Salah seorang pengemis masih berkeliaran di Mesjid Agung Cianjur (11/7). Pemerintah telah berusaha menertibkannya namun para gepeng ini masih ada diberbagai sudut tempat keramaian.
Suaramahasiswa.info, Cianjur – Gelandangan dan pengemis atau yang biasa kita kenal dengan sebutan gepeng, nampaknya masih terus berkeliaran di sejumlah titik tertentu. Seperti di pusat perbelanjaan, Hypermart, Ramayana, pusat pemerintahan dan Masjid Agung. Ketua Bidang Penindakan dari Satpol PP Cianjur, Sulaeman (53) memberikan tanggapantentang maraknya pengemis di Cianjur. “Sebenernya mereka itu ada dimana-mana, tapi ya banyaknya di tempat orang keluar-masuk, agar dijadikan empati dari masyarakat, ” tuturnya kepada Suara Mahasiswa kemarin, (10/7).

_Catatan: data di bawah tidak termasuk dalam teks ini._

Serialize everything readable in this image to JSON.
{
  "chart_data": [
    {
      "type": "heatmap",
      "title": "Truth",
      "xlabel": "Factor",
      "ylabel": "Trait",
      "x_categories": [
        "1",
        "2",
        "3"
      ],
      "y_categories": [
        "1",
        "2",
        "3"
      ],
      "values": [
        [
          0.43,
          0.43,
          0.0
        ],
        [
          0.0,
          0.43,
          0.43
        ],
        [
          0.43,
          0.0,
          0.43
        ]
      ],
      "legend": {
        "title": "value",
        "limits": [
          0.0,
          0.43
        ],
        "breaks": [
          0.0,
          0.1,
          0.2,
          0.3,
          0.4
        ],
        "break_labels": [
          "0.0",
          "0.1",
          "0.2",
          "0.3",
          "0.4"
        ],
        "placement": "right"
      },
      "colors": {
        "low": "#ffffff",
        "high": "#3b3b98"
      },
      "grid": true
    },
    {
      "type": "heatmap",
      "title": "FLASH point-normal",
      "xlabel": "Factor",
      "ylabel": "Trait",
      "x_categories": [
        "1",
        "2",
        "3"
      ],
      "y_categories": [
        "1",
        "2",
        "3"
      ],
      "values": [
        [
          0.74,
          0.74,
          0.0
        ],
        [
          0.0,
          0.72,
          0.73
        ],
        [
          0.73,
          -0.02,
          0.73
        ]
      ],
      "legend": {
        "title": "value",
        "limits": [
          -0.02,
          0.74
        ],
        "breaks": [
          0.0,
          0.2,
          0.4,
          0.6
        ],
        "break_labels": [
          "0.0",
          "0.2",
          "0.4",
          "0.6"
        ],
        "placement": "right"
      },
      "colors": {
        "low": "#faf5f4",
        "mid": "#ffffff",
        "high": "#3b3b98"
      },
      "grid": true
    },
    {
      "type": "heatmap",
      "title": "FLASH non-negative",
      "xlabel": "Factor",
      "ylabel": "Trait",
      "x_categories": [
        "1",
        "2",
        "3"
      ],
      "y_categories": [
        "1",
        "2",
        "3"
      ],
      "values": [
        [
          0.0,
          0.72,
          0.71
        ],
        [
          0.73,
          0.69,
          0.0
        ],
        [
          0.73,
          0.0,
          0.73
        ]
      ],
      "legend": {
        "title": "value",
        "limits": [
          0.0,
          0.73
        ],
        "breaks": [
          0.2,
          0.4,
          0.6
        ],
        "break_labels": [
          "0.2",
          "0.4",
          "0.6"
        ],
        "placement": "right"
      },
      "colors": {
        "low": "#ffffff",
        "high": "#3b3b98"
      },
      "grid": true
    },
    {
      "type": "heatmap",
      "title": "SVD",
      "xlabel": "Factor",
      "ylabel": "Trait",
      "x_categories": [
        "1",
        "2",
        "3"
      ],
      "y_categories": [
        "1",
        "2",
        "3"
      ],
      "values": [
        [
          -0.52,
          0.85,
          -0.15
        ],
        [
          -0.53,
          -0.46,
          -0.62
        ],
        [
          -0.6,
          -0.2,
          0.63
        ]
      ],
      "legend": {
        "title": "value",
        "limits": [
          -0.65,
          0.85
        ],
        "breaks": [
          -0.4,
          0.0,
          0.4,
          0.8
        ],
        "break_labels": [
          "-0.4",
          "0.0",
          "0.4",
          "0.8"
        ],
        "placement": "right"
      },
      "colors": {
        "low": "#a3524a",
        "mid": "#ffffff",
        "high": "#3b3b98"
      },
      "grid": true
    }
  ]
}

Sampai saat ini banyak sekali masyarakat yang mengeluhkan keresahannya kepada pemerintah. Dilihat dari ketentuan aturan, tentunya masalah ini juga berkaitan dengan Dinas Sosial. Pasalnya, pengemis merupakan salah satu jenis dari penyandang sosial yang perlu diperhatikan. Pihak pemerintah pun telah melakukan segala upaya agar pengemis tidak berkeliaran lagi.
“Sebenernya dulu itu kita pernah mengadakan program pembinaan untuk para gepeng sendiri. Kita mencari data mereka sebanyak 60 orang, bahkan hingga memberikan modal untuk membuka usaha yang tidak terlalu memerlukan pemikiran seperti jual gorengan. Tapi ya namanya juga udah jadi kebiasaan, mereka balik lagi buat meminta-minta,” jelasnya.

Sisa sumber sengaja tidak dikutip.